If in addition to toning the legs we need to eliminate fat, we will need to perform an aerobic exercise.  In this way we will also increase the resistance and respiratory capacity. An excellent way to achieve this is to perform several jumps.

  • A home exercise can be skipping rope. This simple exercise requires a great deal of energy.
  • Another option for those with joint problems can be the trampoline. We can easily find one to train at home. However, we must always keep in mind that you have to jump on your toes and not on your heels.

3. Plank

The central part of the body shows us if we are fit. It is common to accumulate fat in the abdomen, so we must not forget to work on this area. A good diet will also be essential to shape the figure, especially the waist.

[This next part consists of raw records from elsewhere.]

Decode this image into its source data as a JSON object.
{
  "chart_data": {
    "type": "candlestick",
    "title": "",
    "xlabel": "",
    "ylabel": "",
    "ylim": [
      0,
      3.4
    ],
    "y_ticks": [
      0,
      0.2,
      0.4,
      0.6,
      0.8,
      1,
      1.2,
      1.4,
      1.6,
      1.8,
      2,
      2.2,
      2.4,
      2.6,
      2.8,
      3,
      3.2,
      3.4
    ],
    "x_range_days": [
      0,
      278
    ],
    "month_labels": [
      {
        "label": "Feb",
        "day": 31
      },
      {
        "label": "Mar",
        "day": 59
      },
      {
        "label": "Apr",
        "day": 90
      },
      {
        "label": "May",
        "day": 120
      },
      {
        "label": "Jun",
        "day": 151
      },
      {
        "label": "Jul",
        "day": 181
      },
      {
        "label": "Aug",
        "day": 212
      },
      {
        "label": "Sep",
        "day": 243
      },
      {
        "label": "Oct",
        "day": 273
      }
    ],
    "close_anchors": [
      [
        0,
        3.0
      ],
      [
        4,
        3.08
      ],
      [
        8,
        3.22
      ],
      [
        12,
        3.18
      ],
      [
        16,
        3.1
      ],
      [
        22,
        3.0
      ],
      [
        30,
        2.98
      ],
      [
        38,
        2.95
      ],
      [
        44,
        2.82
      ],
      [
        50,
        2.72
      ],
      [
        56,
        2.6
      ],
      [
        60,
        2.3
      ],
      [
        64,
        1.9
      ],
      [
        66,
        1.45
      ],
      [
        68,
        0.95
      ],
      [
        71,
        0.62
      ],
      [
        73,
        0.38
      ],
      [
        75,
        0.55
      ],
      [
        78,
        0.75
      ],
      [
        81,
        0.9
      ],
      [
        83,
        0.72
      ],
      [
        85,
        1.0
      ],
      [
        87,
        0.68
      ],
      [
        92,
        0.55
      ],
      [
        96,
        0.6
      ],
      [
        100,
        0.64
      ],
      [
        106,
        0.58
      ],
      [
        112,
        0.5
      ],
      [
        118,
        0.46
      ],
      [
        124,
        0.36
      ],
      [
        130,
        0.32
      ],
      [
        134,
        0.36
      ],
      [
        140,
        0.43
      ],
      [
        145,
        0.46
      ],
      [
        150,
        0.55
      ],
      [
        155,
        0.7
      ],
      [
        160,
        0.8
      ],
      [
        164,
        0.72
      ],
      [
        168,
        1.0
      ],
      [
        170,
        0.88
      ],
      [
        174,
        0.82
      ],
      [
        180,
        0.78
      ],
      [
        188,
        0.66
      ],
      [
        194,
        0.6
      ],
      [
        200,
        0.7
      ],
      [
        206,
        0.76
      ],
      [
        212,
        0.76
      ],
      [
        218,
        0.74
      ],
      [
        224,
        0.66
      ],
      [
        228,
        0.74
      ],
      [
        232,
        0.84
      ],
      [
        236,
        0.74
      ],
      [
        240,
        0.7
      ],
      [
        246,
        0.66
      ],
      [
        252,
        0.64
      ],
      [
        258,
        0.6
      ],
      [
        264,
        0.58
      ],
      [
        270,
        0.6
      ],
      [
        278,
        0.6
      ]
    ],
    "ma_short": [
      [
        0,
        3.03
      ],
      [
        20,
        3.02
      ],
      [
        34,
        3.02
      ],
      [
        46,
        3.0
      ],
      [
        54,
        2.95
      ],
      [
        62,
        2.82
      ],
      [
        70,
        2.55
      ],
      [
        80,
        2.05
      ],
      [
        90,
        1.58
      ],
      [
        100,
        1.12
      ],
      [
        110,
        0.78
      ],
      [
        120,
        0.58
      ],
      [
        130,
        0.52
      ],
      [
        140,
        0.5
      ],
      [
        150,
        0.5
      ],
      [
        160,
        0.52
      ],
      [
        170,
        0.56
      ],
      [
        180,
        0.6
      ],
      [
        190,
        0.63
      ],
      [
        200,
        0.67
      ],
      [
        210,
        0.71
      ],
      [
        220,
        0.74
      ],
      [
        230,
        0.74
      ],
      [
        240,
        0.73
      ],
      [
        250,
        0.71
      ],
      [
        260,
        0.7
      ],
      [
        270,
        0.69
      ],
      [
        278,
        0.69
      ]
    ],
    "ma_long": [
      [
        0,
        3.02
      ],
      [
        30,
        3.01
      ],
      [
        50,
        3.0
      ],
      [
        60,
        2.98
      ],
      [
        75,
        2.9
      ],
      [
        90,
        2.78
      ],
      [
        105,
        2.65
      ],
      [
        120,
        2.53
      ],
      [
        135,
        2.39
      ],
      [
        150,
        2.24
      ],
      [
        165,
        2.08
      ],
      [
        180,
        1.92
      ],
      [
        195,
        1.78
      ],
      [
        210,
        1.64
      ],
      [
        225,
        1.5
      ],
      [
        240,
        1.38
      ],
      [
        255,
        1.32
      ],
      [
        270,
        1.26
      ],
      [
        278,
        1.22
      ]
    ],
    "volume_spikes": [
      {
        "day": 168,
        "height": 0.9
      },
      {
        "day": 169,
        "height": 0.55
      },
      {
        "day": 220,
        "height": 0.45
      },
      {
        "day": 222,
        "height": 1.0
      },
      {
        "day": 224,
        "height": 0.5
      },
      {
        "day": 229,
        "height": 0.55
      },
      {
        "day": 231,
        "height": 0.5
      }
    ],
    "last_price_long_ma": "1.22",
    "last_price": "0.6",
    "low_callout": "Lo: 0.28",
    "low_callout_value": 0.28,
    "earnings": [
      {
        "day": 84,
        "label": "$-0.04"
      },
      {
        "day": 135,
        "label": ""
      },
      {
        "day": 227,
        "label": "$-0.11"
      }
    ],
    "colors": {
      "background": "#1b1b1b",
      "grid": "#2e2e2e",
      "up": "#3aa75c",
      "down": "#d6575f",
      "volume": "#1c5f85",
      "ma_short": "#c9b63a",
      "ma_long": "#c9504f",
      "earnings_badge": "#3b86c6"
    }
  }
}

The  plank is an intense and effective exercise to strengthen the abdomen:

  • We will lie on the ground face down and support the weight on the elbows and on the toes.
  • We will keep the body raised, parallel to the floor, without lifting the buttocks too much and with the abdomen contracted.

4. Pushups

Push ups

The classic push-ups are between simple exercises to prevent the tissues from losing tone and to have firm and beautiful breasts.

There are many variations, but the starting position is like that of the plank, but we can lean on the elbows or hands. We can also perform the exercise with only one arm and then with the other. It all depends on our resistance.

5. Back straight

To shape the figure we don’t just have to tone muscles and burn fat. Good posture is also essential. A beautiful body should not have a protruding chest or hunched back.

Some simple exercises help us to stretch the back.

  • We will lie on our stomach and wrap our arms around our knees.
  • We will perform a gentle swing from side to side to massage the spine.
  • We will leave the knees gathered to the side, on the ground, and we will look towards the opposite side as we stretch the arm horizontally. We will notice a large stretch on the opposite side of the back.
  • Then we will repeat on the other side.